Patient advocate Victoria Gray shared her perspective during a panel discussion. As the first person with sickle cell disease (SCD) treated with Vertex Pharmaceuticals’ and CRISPR Therapeutics’ gene editing therapy Casgevy, she emphasized how in vivo gene therapy could expand access by eliminating the need for immunosuppressive chemotherapy. “I would love to see the science advance for patients like myself” who must undergo chemotherapy conditioning regimens, Gray said. She described chemotherapy as “the hardest part” of her treatment journey.
Kristen Hege, former senior vice president at Bristol Myers Squibb, discussed further implications: “When we think about in vivo gene therapy, I think a lot of people talk about patient access, cost of goods, but there’s more than that.” She noted that pre-infusion chemotherapy can suppress immunity for weeks and increase infection risk or even cause leukemia. Removing this requirement could be a significant benefit if in vivo methods prove effective.
Other companies are also investing in these technologies. Regeneron recently partnered with Tessera Therapeutics to develop an in vivo genome editor for alpha-1 antitrypsin deficiency (AATD). Tessera is also advancing a single-dose IV treatment aimed at correcting sickle cell mutations.
Hege added that regulatory frameworks differ between ex vivo and in vivo therapies due to differences in what can be measured or controlled during manufacturing versus inside patients themselves.
Nichols summarized industry sentiment by saying: “Belief is currently leading data, not following it.”
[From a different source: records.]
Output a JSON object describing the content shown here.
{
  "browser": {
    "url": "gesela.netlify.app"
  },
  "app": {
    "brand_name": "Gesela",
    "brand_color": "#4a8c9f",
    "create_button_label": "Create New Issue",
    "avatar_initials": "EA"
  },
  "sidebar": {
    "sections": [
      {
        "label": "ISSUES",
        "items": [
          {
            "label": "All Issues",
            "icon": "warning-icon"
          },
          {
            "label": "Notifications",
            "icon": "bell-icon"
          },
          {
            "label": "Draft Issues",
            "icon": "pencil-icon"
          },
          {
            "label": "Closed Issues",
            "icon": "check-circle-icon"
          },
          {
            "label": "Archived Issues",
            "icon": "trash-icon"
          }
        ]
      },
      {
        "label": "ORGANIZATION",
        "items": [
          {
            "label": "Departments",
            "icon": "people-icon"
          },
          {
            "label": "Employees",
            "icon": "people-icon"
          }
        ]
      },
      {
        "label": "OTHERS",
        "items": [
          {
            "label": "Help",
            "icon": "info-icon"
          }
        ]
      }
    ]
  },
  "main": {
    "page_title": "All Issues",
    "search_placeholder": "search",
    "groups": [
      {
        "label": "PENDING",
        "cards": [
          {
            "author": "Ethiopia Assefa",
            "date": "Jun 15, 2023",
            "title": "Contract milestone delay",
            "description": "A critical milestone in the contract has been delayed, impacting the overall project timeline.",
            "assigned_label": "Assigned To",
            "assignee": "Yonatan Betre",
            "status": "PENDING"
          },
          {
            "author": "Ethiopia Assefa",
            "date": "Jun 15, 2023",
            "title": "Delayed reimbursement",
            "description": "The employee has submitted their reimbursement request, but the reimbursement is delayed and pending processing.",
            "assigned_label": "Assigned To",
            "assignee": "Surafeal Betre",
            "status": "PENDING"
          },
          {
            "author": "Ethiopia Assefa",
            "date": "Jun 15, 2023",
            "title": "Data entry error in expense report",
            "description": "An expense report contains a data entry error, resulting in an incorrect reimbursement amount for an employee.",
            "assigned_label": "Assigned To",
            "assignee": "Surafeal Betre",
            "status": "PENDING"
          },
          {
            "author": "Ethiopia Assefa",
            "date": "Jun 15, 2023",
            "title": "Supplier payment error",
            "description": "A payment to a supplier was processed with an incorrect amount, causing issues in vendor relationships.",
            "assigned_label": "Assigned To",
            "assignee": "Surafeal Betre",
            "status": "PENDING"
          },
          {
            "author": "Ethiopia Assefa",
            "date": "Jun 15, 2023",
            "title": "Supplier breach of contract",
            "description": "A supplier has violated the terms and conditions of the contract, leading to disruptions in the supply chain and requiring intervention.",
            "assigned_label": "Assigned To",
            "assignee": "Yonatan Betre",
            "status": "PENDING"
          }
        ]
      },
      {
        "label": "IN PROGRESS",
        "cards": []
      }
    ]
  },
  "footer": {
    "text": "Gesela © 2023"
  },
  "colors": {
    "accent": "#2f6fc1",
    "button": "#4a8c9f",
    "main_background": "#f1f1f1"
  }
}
Ultragenyx Pharmaceutical presented long-term cognitive improvement results from its UX111 gene therapy candidate for Sanfilippo A syndrome last week. While the FDA rejected UX111 last July over manufacturing concerns rather than clinical outcomes, Nichols concluded: “Regulation is no longer the gating issue.”
BioSpace served as a media partner for Phacilitate’s Advanced Therapies Week held February 9–12 at the San Diego Convention Center.